Limiting government by approving no new spending or taxes         16%


Other priorities mentioned included Border Security, Child Protective Services, School Vouchers, and Lowering Business Taxes.  In reviewing these results it is not a stretch to conclude that funding the administration of partisan primary elections seems an unlikely priority for Texans in the current budget climate.

Are there better, more efficient ballot access procedures that could restore fairness and improve free voter choice that are being used in other states?  Texas could substantially reduce the burden and expense of conducting ballot access petition drives immediately, by authorizing voters to sign nomination petitions online, through a secure portal maintained by the Secretary of State.
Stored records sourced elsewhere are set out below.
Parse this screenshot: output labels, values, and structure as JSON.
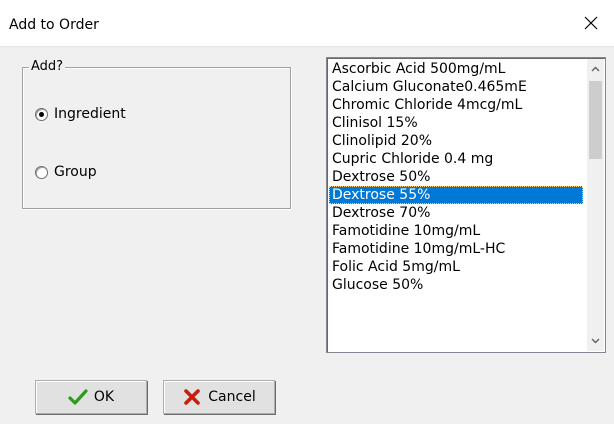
{
  "window": {
    "title": "Add to Order",
    "close_icon": "close-icon"
  },
  "add_group": {
    "legend": "Add?",
    "options": [
      {
        "label": "Ingredient",
        "checked": true
      },
      {
        "label": "Group",
        "checked": false
      }
    ]
  },
  "list": {
    "items": [
      "Ascorbic Acid 500mg/mL",
      "Calcium Gluconate0.465mE",
      "Chromic Chloride 4mcg/mL",
      "Clinisol 15%",
      "Clinolipid 20%",
      "Cupric Chloride 0.4 mg",
      "Dextrose 50%",
      "Dextrose 55%",
      "Dextrose 70%",
      "Famotidine 10mg/mL",
      "Famotidine 10mg/mL-HC",
      "Folic Acid 5mg/mL",
      "Glucose 50%"
    ],
    "selected_item": "Dextrose 55%",
    "selection_color": "#0078d7"
  },
  "buttons": {
    "ok_label": "OK",
    "ok_icon": "checkmark-icon",
    "ok_icon_color": "#2e9b1f",
    "cancel_label": "Cancel",
    "cancel_icon": "x-mark-icon",
    "cancel_icon_color": "#c81e0e"
  }
}
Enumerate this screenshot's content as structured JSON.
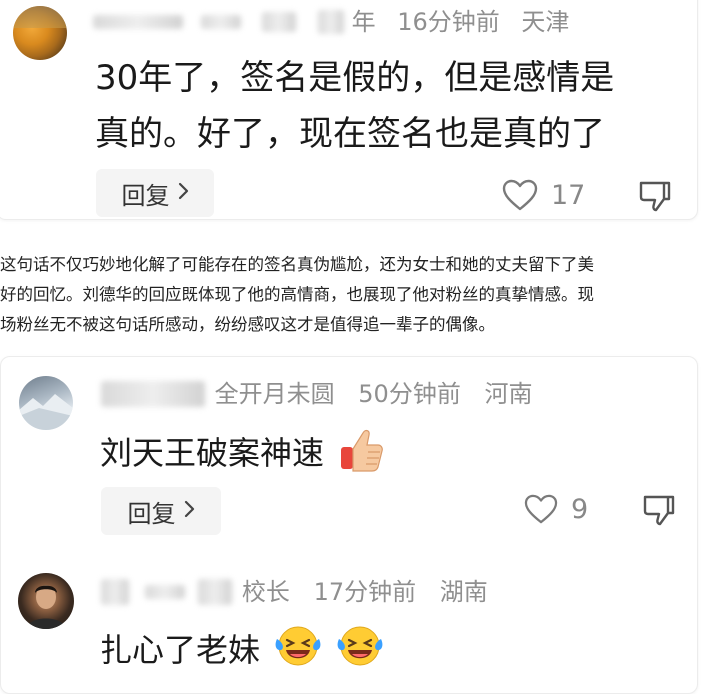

Such a system would allow minor party and independent candidates to demonstrate public support without the inefficiency and waste of collecting signatures by hand. It would also reduce the state’s administrative expenses, by verifying signers’ eligibility and registration status and validating petitions automatically. This reform has already been implemented in Arizona.  AZ Ballot Access.


The Texas Voter Choice Act (HB 3068), introduced in the 85th Texas Legislative Session, would restore and protect the right of every Texan to cast a meaningful vote in local, state and federal elections. Texans who want to run for public office as minor party or independent candidates face some of the most difficult and restrictive barriers in the nation. Outdated and inefficient ballot access procedures, unnecessarily high nomination petition signature requirements, early filing deadlines, short signature gathering periods, restrictions on who may sign nomination petitions and many other burdensome requirements combine to make mounting such a candidacy prohibitively difficult and expensive for all but the wealthiest citizens.

Should they make it through the arduous process of gaining access to the ballot, they then must contend with a system that subsidizes the campaigns of their opponents by using taxpayer dollars to pay for their primary election.

The Texas Voter Choice Act, H.B. 3068, amends certain provisions of the Texas Election Code to protect the First and Fourteenth Amendment rights of the citizens of Texas to cast meaningful votes in local, state and federal elections. It does so by modernizing ballot access procedures through the implementation of secure, web-based technologies now commonly used for commercial transactions throughout the state of Texas and nationwide. At the same time, it eliminates needless regulations that restrict voter choice, while establishing reasonable requirements for independent and new party candidates to appear on the ballot.

  • The Texas Voter Choice Act – Key Provisions:
  •         Establishes Reasonable Signature Requirements and Filing Deadlines
  •         Authorizes Voters to Sign Nomination Petitions Online
  •         Eliminates Restrictions on Voters’ Right to Sign Nomination Petitions
  •         Eliminates Unneeded Filing Requirements for Candidates


[i] Secretary of State budget- Public Assistance Payments 7623 Community Service Programs.

[ii] 405 U.S. 134, 149 (1972).

[iii] Bullock v. Calvert, 480 SW 2d 367 (Tx. 1972).

[iv] William David Burdett, Access to the Political Arena – Texas Looks to a New Primary Election Law: Bullock v. Carter and Bullock v. Calvert, 26 Sw L.J. 905, 910 (1972).